South Carolina emergency officials upgraded the state’s emergency operating status as forecasters warn Tropical Storm Hermine is continuing on a path that could bring it into the Palmetto State on Friday.
The Emergency Management Division’s (SCEMD) upgrade to Operating Condition Level 4 is more procedural at this point — the second-lowest level simply means state officials are increasing the level of awareness while reviewing plans and procedures. The State Emergency Operations Center in Lexington County will also be staffed by select state agency personnel beginning Friday morning so they can better respond if help is requested by local authorities once the storm hits.
“We are learning forward and following this storm, and we encourage people in South Carolina to do the same,” said Kim Stenson, director of SCEMD. “Personal preparedness, personal plans, and awareness are very important in a situation such as this.”
As of noon Thursday, Hermine was roughly 135 miles south-southwest of Apalachicola, Florida, moving northeast at 14 miles per hour and with maximum sustained winds of 70 mph.

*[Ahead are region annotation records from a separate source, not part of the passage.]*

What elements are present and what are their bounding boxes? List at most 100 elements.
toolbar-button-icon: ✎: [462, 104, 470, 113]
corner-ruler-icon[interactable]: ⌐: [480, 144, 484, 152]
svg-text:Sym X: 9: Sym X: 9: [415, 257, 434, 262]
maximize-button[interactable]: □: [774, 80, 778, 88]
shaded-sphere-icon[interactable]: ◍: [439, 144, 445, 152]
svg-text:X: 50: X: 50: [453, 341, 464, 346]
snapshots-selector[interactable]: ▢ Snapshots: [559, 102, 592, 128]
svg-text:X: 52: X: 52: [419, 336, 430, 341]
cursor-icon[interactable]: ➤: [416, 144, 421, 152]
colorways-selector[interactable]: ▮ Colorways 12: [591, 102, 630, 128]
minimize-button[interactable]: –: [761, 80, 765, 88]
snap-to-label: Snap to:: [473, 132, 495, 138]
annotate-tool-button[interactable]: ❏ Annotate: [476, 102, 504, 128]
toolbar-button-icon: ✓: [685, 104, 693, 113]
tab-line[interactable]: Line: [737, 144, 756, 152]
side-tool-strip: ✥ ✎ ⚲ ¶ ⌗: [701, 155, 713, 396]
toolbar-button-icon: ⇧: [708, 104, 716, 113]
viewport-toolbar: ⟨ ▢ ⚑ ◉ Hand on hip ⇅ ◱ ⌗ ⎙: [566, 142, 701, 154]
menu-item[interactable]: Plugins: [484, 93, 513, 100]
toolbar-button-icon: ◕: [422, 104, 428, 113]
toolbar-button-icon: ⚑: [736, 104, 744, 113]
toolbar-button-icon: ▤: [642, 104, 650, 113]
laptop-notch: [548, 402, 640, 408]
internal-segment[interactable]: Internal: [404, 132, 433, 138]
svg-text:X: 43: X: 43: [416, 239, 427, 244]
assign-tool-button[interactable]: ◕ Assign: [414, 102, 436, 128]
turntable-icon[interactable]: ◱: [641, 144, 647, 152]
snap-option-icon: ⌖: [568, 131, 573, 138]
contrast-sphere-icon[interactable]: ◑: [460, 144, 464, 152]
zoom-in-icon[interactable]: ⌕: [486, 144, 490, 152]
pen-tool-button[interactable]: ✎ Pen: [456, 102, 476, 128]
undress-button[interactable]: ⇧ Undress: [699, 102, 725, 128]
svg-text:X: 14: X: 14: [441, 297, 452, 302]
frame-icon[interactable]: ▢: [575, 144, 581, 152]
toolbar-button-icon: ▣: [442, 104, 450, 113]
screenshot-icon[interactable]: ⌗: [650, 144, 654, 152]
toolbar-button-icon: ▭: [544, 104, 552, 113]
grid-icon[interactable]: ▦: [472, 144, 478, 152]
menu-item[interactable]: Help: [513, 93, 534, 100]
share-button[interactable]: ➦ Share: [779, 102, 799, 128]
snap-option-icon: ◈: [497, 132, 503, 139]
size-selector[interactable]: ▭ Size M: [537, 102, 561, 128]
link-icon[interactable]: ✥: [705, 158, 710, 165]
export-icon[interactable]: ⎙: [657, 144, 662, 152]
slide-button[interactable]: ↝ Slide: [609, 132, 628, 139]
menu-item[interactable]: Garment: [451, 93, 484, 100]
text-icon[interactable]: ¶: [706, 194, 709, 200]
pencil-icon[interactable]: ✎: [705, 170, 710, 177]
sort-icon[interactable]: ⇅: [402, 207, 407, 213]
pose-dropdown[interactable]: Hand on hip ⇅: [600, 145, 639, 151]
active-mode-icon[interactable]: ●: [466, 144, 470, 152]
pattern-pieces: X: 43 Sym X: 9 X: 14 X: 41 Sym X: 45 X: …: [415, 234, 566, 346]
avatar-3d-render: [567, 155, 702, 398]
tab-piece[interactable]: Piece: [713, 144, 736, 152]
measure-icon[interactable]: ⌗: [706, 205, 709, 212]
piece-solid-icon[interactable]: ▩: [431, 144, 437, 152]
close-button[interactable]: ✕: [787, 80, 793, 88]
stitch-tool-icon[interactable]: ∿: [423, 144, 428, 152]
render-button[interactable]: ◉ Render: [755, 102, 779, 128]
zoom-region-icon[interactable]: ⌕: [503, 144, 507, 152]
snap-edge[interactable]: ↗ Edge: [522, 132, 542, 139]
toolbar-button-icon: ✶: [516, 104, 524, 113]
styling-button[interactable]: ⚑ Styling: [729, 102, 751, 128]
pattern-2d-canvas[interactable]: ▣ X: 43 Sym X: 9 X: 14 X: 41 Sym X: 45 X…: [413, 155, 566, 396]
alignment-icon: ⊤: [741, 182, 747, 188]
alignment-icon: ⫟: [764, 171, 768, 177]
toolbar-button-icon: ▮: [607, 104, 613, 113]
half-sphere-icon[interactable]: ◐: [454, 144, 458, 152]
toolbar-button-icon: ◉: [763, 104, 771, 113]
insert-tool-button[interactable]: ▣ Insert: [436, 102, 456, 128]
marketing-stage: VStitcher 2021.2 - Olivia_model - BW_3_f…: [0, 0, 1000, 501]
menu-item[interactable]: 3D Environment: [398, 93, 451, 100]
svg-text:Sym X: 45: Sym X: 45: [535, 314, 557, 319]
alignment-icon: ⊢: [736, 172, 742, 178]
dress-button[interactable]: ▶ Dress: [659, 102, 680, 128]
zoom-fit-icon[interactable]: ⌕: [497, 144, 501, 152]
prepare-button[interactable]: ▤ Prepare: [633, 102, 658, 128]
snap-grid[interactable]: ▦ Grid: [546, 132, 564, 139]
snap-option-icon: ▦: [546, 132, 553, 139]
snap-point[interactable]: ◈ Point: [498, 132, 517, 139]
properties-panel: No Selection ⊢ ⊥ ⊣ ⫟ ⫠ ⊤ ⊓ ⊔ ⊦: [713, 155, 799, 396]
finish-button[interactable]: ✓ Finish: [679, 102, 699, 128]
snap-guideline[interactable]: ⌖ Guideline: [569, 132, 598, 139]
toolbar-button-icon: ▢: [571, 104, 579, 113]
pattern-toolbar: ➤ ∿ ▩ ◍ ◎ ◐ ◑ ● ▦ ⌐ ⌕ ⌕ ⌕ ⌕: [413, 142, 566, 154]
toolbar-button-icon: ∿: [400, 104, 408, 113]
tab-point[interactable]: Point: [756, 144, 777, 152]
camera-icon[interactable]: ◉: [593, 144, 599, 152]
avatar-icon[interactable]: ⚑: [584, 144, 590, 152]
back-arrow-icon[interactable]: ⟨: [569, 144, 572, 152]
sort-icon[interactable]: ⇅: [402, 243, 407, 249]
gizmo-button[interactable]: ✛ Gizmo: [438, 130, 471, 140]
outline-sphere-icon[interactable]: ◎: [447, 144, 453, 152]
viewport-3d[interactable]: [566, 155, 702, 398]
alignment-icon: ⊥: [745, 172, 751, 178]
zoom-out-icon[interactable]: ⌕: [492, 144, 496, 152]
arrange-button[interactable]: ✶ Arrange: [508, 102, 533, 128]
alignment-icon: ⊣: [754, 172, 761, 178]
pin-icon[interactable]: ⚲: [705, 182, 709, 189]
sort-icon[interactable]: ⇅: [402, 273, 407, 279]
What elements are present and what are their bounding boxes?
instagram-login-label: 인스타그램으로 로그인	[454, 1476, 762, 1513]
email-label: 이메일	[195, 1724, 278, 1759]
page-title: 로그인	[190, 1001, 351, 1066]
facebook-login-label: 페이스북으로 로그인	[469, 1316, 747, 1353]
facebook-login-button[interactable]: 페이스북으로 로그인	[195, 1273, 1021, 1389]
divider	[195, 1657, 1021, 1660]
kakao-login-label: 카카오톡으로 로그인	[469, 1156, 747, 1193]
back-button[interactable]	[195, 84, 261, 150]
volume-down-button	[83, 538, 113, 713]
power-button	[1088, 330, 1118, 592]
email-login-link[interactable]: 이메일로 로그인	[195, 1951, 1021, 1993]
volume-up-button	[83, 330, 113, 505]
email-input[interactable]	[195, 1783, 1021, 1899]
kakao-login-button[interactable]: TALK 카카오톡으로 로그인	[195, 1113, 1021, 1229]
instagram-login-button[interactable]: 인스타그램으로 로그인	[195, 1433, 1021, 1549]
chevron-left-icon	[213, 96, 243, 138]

While the National Weather Service is warning residents of northwest Florida to brace for possible hurricane conditions once Hermine comes ashore Thursday evening, in South Carolina the concern is more about the potential for heavy rainfall and flooding. Rainfall totals from 4-8 inches are expected across those parts of the Southeast affected by the storm.
Charleston officials warned residents to be careful if flooding occurs and not to drive through or play in the water. “If the water gets up high enough, you could see manhole covers displaced,” Deputy Chief John Tippett said in a Wednesday press conference. “People think they’re having a nice little wading event, then before you know it, they’re being drawn into a manhole cover that they can’t get out of.”
The weather service has issued a tropical storm warning for the entire South Carolina coast, in effect for all counties along the Atlantic. Hermine has slowed since Wednesday, but forecasters expect it to keep its tropical storm status when it reaches eastern South Carolina on Friday afternoon.